YogaSport owner Angela Barrese, a tiny, adorable blonde, leads our group of about 25 people through introductions and an overview of the program. Here are the guidelines: we are to practice yoga six days a week. We are to work on a “balanced diet,” including a three-day fruit fast. We are to journal and read 40 Days to Personal Revolution by Baron Baptiste. We have to meditate. And we have to promise to support others during the process. Okay. At least I get one day off. I love yoga! I can do this. No problem.

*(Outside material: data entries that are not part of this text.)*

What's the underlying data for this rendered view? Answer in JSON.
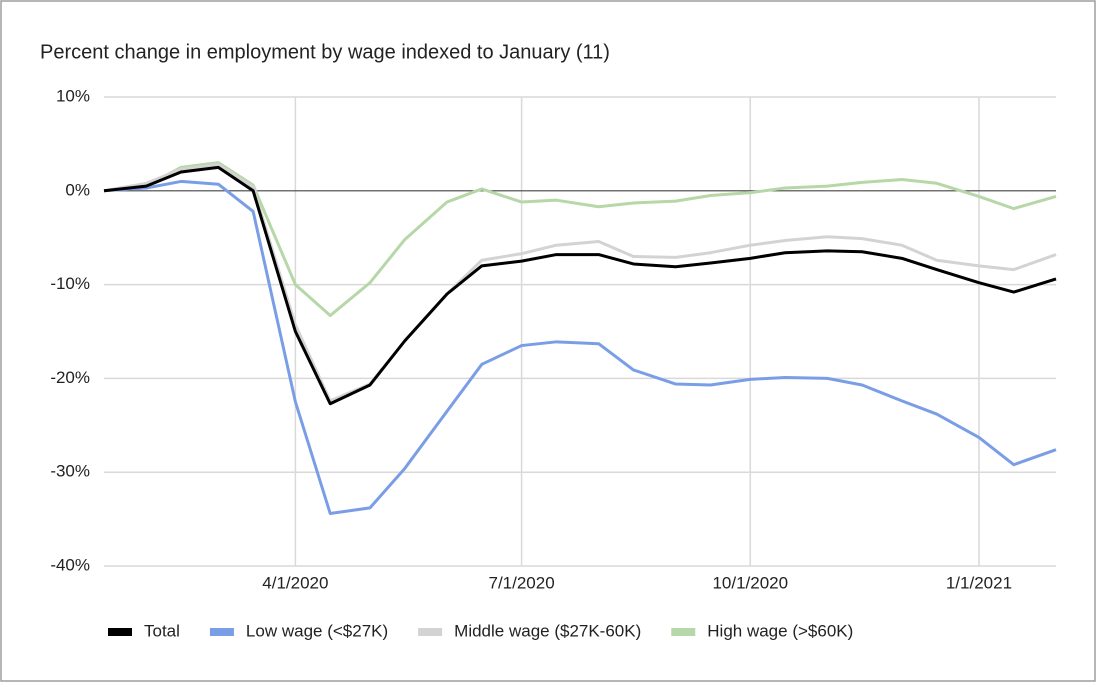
{
  "chart_data": {
    "type": "line",
    "title": "Percent change in employment by wage indexed to January (11)",
    "x": [
      "2020-01-15",
      "2020-02-01",
      "2020-02-15",
      "2020-03-01",
      "2020-03-15",
      "2020-04-01",
      "2020-04-15",
      "2020-05-01",
      "2020-05-15",
      "2020-06-01",
      "2020-06-15",
      "2020-07-01",
      "2020-07-15",
      "2020-08-01",
      "2020-08-15",
      "2020-09-01",
      "2020-09-15",
      "2020-10-01",
      "2020-10-15",
      "2020-11-01",
      "2020-11-15",
      "2020-12-01",
      "2020-12-15",
      "2021-01-01",
      "2021-01-15",
      "2021-02-01"
    ],
    "series": [
      {
        "name": "Total",
        "color": "#000000",
        "values": [
          0,
          0.5,
          2,
          2.5,
          0,
          -15,
          -22.7,
          -20.7,
          -16,
          -11,
          -8,
          -7.5,
          -6.8,
          -6.8,
          -7.8,
          -8.1,
          -7.7,
          -7.2,
          -6.6,
          -6.4,
          -6.5,
          -7.2,
          -8.4,
          -9.8,
          -10.8,
          -9.4
        ]
      },
      {
        "name": "Low wage (<$27K)",
        "color": "#7a9ee6",
        "values": [
          0,
          0.3,
          1,
          0.7,
          -2.2,
          -22.5,
          -34.4,
          -33.8,
          -29.6,
          -23.5,
          -18.5,
          -16.5,
          -16.1,
          -16.3,
          -19.1,
          -20.6,
          -20.7,
          -20.1,
          -19.9,
          -20,
          -20.7,
          -22.4,
          -23.8,
          -26.3,
          -29.2,
          -27.6
        ]
      },
      {
        "name": "Middle wage ($27K-60K)",
        "color": "#d3d3d3",
        "values": [
          0,
          0.8,
          2.3,
          2.8,
          0.4,
          -14.3,
          -22.4,
          -20.6,
          -16,
          -11,
          -7.4,
          -6.7,
          -5.8,
          -5.4,
          -7,
          -7.1,
          -6.6,
          -5.8,
          -5.3,
          -4.9,
          -5.1,
          -5.8,
          -7.4,
          -8,
          -8.4,
          -6.8
        ]
      },
      {
        "name": "High wage (>$60K)",
        "color": "#b6d7a8",
        "values": [
          0,
          0.5,
          2.5,
          3,
          0.6,
          -10,
          -13.3,
          -9.8,
          -5.2,
          -1.2,
          0.2,
          -1.2,
          -1,
          -1.7,
          -1.3,
          -1.1,
          -0.5,
          -0.2,
          0.3,
          0.5,
          0.9,
          1.2,
          0.8,
          -0.6,
          -1.9,
          -0.6
        ]
      }
    ],
    "ylim": [
      -40,
      10
    ],
    "yticks": [
      {
        "value": -40,
        "label": "-40%"
      },
      {
        "value": -30,
        "label": "-30%"
      },
      {
        "value": -20,
        "label": "-20%"
      },
      {
        "value": -10,
        "label": "-10%"
      },
      {
        "value": 0,
        "label": "0%"
      },
      {
        "value": 10,
        "label": "10%"
      }
    ],
    "xlim": [
      "2020-01-15",
      "2021-02-01"
    ],
    "xticks": [
      {
        "value": "2020-04-01",
        "label": "4/1/2020"
      },
      {
        "value": "2020-07-01",
        "label": "7/1/2020"
      },
      {
        "value": "2020-10-01",
        "label": "10/1/2020"
      },
      {
        "value": "2021-01-01",
        "label": "1/1/2021"
      }
    ],
    "grid": true,
    "legend": "bottom"
  }
}
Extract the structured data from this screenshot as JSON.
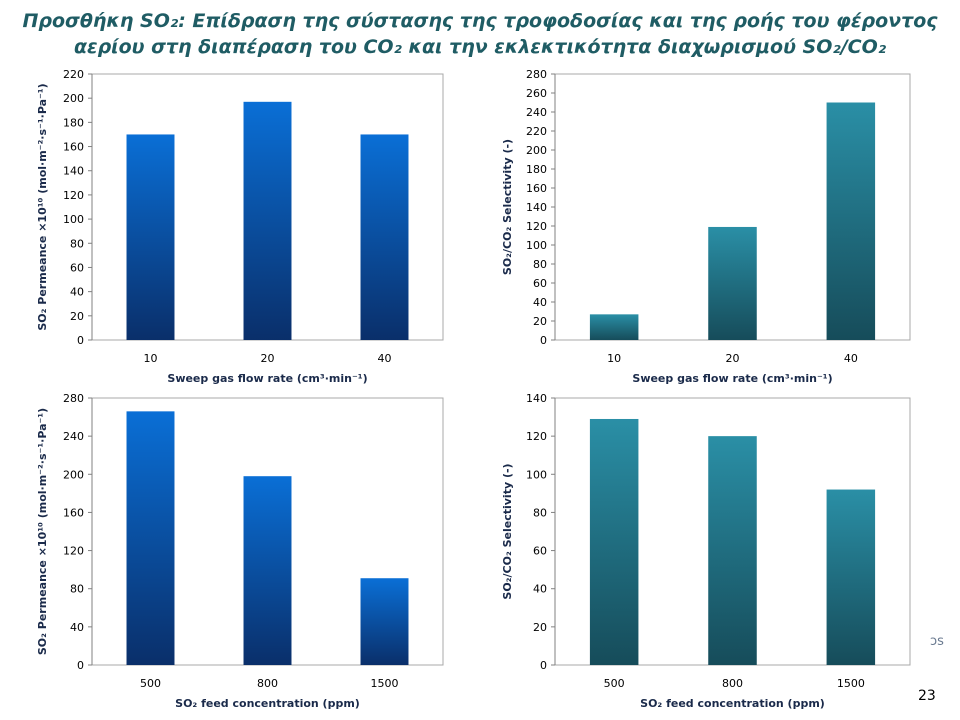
{
  "slide": {
    "title_line1": "Προσθήκη SO₂: Επίδραση της σύστασης της τροφοδοσίας και της ροής του φέροντος",
    "title_line2": "αερίου στη διαπέραση του CO₂ και την εκλεκτικότητα διαχωρισμού SO₂/CO₂",
    "page_number": "23",
    "corner_mark": "ɔs"
  },
  "colors": {
    "title": "#1f5c64",
    "blue_top": "#0a6fd6",
    "blue_bottom": "#0a2f6a",
    "teal_top": "#2a8fa6",
    "teal_bottom": "#164c5a"
  },
  "chart_data": [
    {
      "type": "bar",
      "categories": [
        "10",
        "20",
        "40"
      ],
      "values": [
        170,
        197,
        170
      ],
      "xlabel": "Sweep gas flow rate (cm³·min⁻¹)",
      "ylabel": "SO₂ Permeance ×10¹⁰ (mol·m⁻²·s⁻¹·Pa⁻¹)",
      "ylim": [
        0,
        220
      ],
      "yticks": [
        0,
        20,
        40,
        60,
        80,
        100,
        120,
        140,
        160,
        180,
        200,
        220
      ],
      "color": "blue",
      "grid": false
    },
    {
      "type": "bar",
      "categories": [
        "10",
        "20",
        "40"
      ],
      "values": [
        27,
        119,
        250
      ],
      "xlabel": "Sweep gas flow rate (cm³·min⁻¹)",
      "ylabel": "SO₂/CO₂ Selectivity (-)",
      "ylim": [
        0,
        280
      ],
      "yticks": [
        0,
        20,
        40,
        60,
        80,
        100,
        120,
        140,
        160,
        180,
        200,
        220,
        240,
        260,
        280
      ],
      "color": "teal",
      "grid": false
    },
    {
      "type": "bar",
      "categories": [
        "500",
        "800",
        "1500"
      ],
      "values": [
        266,
        198,
        91
      ],
      "xlabel": "SO₂ feed concentration (ppm)",
      "ylabel": "SO₂ Permeance ×10¹⁰ (mol·m⁻²·s⁻¹·Pa⁻¹)",
      "ylim": [
        0,
        280
      ],
      "yticks": [
        0,
        40,
        80,
        120,
        160,
        200,
        240,
        280
      ],
      "color": "blue",
      "grid": false
    },
    {
      "type": "bar",
      "categories": [
        "500",
        "800",
        "1500"
      ],
      "values": [
        129,
        120,
        92
      ],
      "xlabel": "SO₂ feed concentration (ppm)",
      "ylabel": "SO₂/CO₂ Selectivity (-)",
      "ylim": [
        0,
        140
      ],
      "yticks": [
        0,
        20,
        40,
        60,
        80,
        100,
        120,
        140
      ],
      "color": "teal",
      "grid": false
    }
  ]
}
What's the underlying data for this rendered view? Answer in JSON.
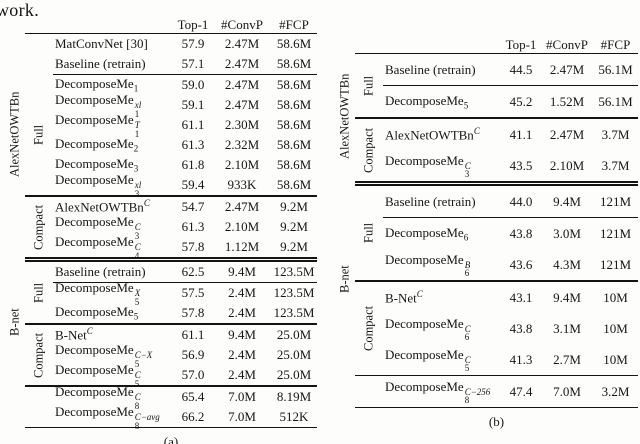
{
  "page": {
    "top_text": "work."
  },
  "panels": [
    {
      "caption": "(a)",
      "columns": [
        "Top-1",
        "#ConvP",
        "#FCP"
      ],
      "outer_labels": [
        {
          "text": "AlexNetOWTBn"
        },
        {
          "text": "B-net"
        }
      ],
      "sections": [
        {
          "inner": "",
          "rule_above": "thin",
          "rows": [
            {
              "label": "MatConvNet [30]",
              "values": [
                "57.9",
                "2.47M",
                "58.6M"
              ]
            },
            {
              "label": "Baseline (retrain)",
              "values": [
                "57.1",
                "2.47M",
                "58.6M"
              ],
              "partial_rule_below": true
            }
          ]
        },
        {
          "inner": "Full",
          "rule_above": "none",
          "rows": [
            {
              "label": "DecomposeMe",
              "sub": "1",
              "values": [
                "59.0",
                "2.47M",
                "58.6M"
              ]
            },
            {
              "label": "DecomposeMe",
              "sub": "1",
              "sup": "xl",
              "values": [
                "59.1",
                "2.47M",
                "58.6M"
              ]
            },
            {
              "label": "DecomposeMe",
              "sub": "1",
              "sup": "T",
              "values": [
                "61.1",
                "2.30M",
                "58.6M"
              ]
            },
            {
              "label": "DecomposeMe",
              "sub": "2",
              "values": [
                "61.3",
                "2.32M",
                "58.6M"
              ]
            },
            {
              "label": "DecomposeMe",
              "sub": "3",
              "values": [
                "61.8",
                "2.10M",
                "58.6M"
              ]
            },
            {
              "label": "DecomposeMe",
              "sub": "3",
              "sup": "xl",
              "values": [
                "59.4",
                "933K",
                "58.6M"
              ]
            }
          ]
        },
        {
          "inner": "Compact",
          "rule_above": "thick",
          "rows": [
            {
              "label": "AlexNetOWTBn",
              "sup": "C",
              "values": [
                "54.7",
                "2.47M",
                "9.2M"
              ]
            },
            {
              "label": "DecomposeMe",
              "sub": "3",
              "sup": "C",
              "values": [
                "61.3",
                "2.10M",
                "9.2M"
              ]
            },
            {
              "label": "DecomposeMe",
              "sub": "4",
              "sup": "C",
              "values": [
                "57.8",
                "1.12M",
                "9.2M"
              ]
            }
          ]
        },
        {
          "inner": "Full",
          "rule_above": "double",
          "rows": [
            {
              "label": "Baseline (retrain)",
              "values": [
                "62.5",
                "9.4M",
                "123.5M"
              ],
              "partial_rule_below": true
            },
            {
              "label": "DecomposeMe",
              "sub": "5",
              "sup": "X",
              "values": [
                "57.5",
                "2.4M",
                "123.5M"
              ]
            },
            {
              "label": "DecomposeMe",
              "sub": "5",
              "values": [
                "57.8",
                "2.4M",
                "123.5M"
              ]
            }
          ]
        },
        {
          "inner": "Compact",
          "rule_above": "thick",
          "rows": [
            {
              "label": "B-Net",
              "sup": "C",
              "values": [
                "61.1",
                "9.4M",
                "25.0M"
              ]
            },
            {
              "label": "DecomposeMe",
              "sub": "5",
              "sup": "C−X",
              "values": [
                "56.9",
                "2.4M",
                "25.0M"
              ]
            },
            {
              "label": "DecomposeMe",
              "sub": "5",
              "sup": "C",
              "values": [
                "57.0",
                "2.4M",
                "25.0M"
              ]
            }
          ]
        },
        {
          "inner": "",
          "rule_above": "thick",
          "rule_below": "bottom",
          "rows": [
            {
              "label": "DecomposeMe",
              "sub": "8",
              "sup": "C",
              "values": [
                "65.4",
                "7.0M",
                "8.19M"
              ]
            },
            {
              "label": "DecomposeMe",
              "sub": "8",
              "sup": "C−avg",
              "values": [
                "66.2",
                "7.0M",
                "512K"
              ]
            }
          ]
        }
      ]
    },
    {
      "caption": "(b)",
      "columns": [
        "Top-1",
        "#ConvP",
        "#FCP"
      ],
      "outer_labels": [
        {
          "text": "AlexNetOWTBn"
        },
        {
          "text": "B-net"
        }
      ],
      "sections": [
        {
          "inner": "Full",
          "rule_above": "thin",
          "rows": [
            {
              "label": "Baseline (retrain)",
              "values": [
                "44.5",
                "2.47M",
                "56.1M"
              ],
              "partial_rule_below": true
            },
            {
              "label": "DecomposeMe",
              "sub": "5",
              "values": [
                "45.2",
                "1.52M",
                "56.1M"
              ]
            }
          ]
        },
        {
          "inner": "Compact",
          "rule_above": "thick",
          "rows": [
            {
              "label": "AlexNetOWTBn",
              "sup": "C",
              "values": [
                "41.1",
                "2.47M",
                "3.7M"
              ]
            },
            {
              "label": "DecomposeMe",
              "sub": "3",
              "sup": "C",
              "values": [
                "43.5",
                "2.10M",
                "3.7M"
              ]
            }
          ]
        },
        {
          "inner": "Full",
          "rule_above": "double",
          "rows": [
            {
              "label": "Baseline (retrain)",
              "values": [
                "44.0",
                "9.4M",
                "121M"
              ],
              "partial_rule_below": true
            },
            {
              "label": "DecomposeMe",
              "sub": "6",
              "values": [
                "43.8",
                "3.0M",
                "121M"
              ]
            },
            {
              "label": "DecomposeMe",
              "sub": "6",
              "sup": "B",
              "values": [
                "43.6",
                "4.3M",
                "121M"
              ]
            }
          ]
        },
        {
          "inner": "Compact",
          "rule_above": "thick",
          "rows": [
            {
              "label": "B-Net",
              "sup": "C",
              "values": [
                "43.1",
                "9.4M",
                "10M"
              ]
            },
            {
              "label": "DecomposeMe",
              "sub": "6",
              "sup": "C",
              "values": [
                "43.8",
                "3.1M",
                "10M"
              ]
            },
            {
              "label": "DecomposeMe",
              "sub": "5",
              "sup": "C",
              "values": [
                "41.3",
                "2.7M",
                "10M"
              ]
            }
          ]
        },
        {
          "inner": "",
          "rule_above": "thin",
          "rule_below": "bottom",
          "rows": [
            {
              "label": "DecomposeMe",
              "sub": "8",
              "sup": "C−256",
              "values": [
                "47.4",
                "7.0M",
                "3.2M"
              ]
            }
          ]
        }
      ]
    }
  ]
}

I’m a yoga machine. I’ve got this thing down. I’m journaling and writing down what I eat. I’m even trying to meditate. I’m tired, but I feel good. I recognize other 40 Day’ers in my classes and mentally high-five them. Those people who come only twice a week, like I used to? Wimps. I don’t like scales, so I didn’t weigh myself before starting, but I can tell I’m slimming down already. Watch out, jeans!

DAY 10
ll of my friends are going to the Old Monk. I pout as I head the other direction. After yoga, I call my friend. “You didn’t miss anything,” she says. “It was actually kind of boring.” This makes me happy.

DAY 15
Hello, wall. The third week is hitting me hard. I struggle through a 6 am practice because I’m so nauseated I can barely down-dog. I’ve also been feeling bored with the yoga. Instead of concentrating on my breathing, I can only think, “Man, how many more sun salutations until I can get out of here?” I e-mail Angela and the group with my concerns. “Fight fatigue with B12!” says one yogi. “Focus on your alignment, instead of the pose,” another suggests. A third friend recommends more home practice, and I decide to try that. It works. Changing my routine for just one day made the blahs disappear.

DAY 18
I just did a backbend at a party. Is that crossing the line?

DAY 20
Meditation is hard. At this stage of the program, I’m supposed to be doing 15 minutes in the morning and at night. It isn’t happening. As soon as I plop down on my “meditation pillow” (a cushion from my couch), my brain goes to errands, breakfast menus, and the like. I decide to try for just five minutes in the morning and night, and that’s much more manageable. “Be still,” I say to myself as I breathe in and out. I think it’s actually making me calmer. Huh.

DAY 25
I almost did a handstand tonight. I was closer than I’ve ever been.

DAY 28
It’s time for the fruit fast. I’m scared. Will I pass out? Will I be starving all day long? I can eat any fruit I want, but that’s it. No vegetables. No spices, oils, or seasonings of any kind. No caffeine. For three days. The BF said he would do the first day of the fast with me, so we go to Central Market and load up on apples, pineapple, avocados, tomatoes, cantaloupe, and bananas. Day one is easy. We make smoothies for breakfast, avocado and tomato salad for lunch, and baked spaghetti squash for dinner. Everything is going fine, until about 8 pm, when the BF declares his fast “over.” Somehow, I manage to not strangle him as he devours two slices of pizza right in front of me. Days two and three are hard—especially because I’m skipping coffee and trying to drink green tea, ew—but when I go to yoga, I actually feel really light and energetic.  I feel so good, in fact, that I fast for an extra day. The key? Avocados. I can’t get enough.

DAY 32
I want to slack off. I have to repeat, “I am not a quitter.” Only seven more days. I can do it.

DAY 40
It’s over. I can’t believe it. I feel like I’m in my best shape, physically and emotionally, in years. And guess what? My friends didn’t leave me. They were really supportive. My boyfriend actually prefers the “Zen-ed out” version of me better than the carefree one. As for the jeans, they not only buttoned; they’re officially too big. Turns out, 40 days isn’t too long. It’s just the amount of time I needed to pull myself together again.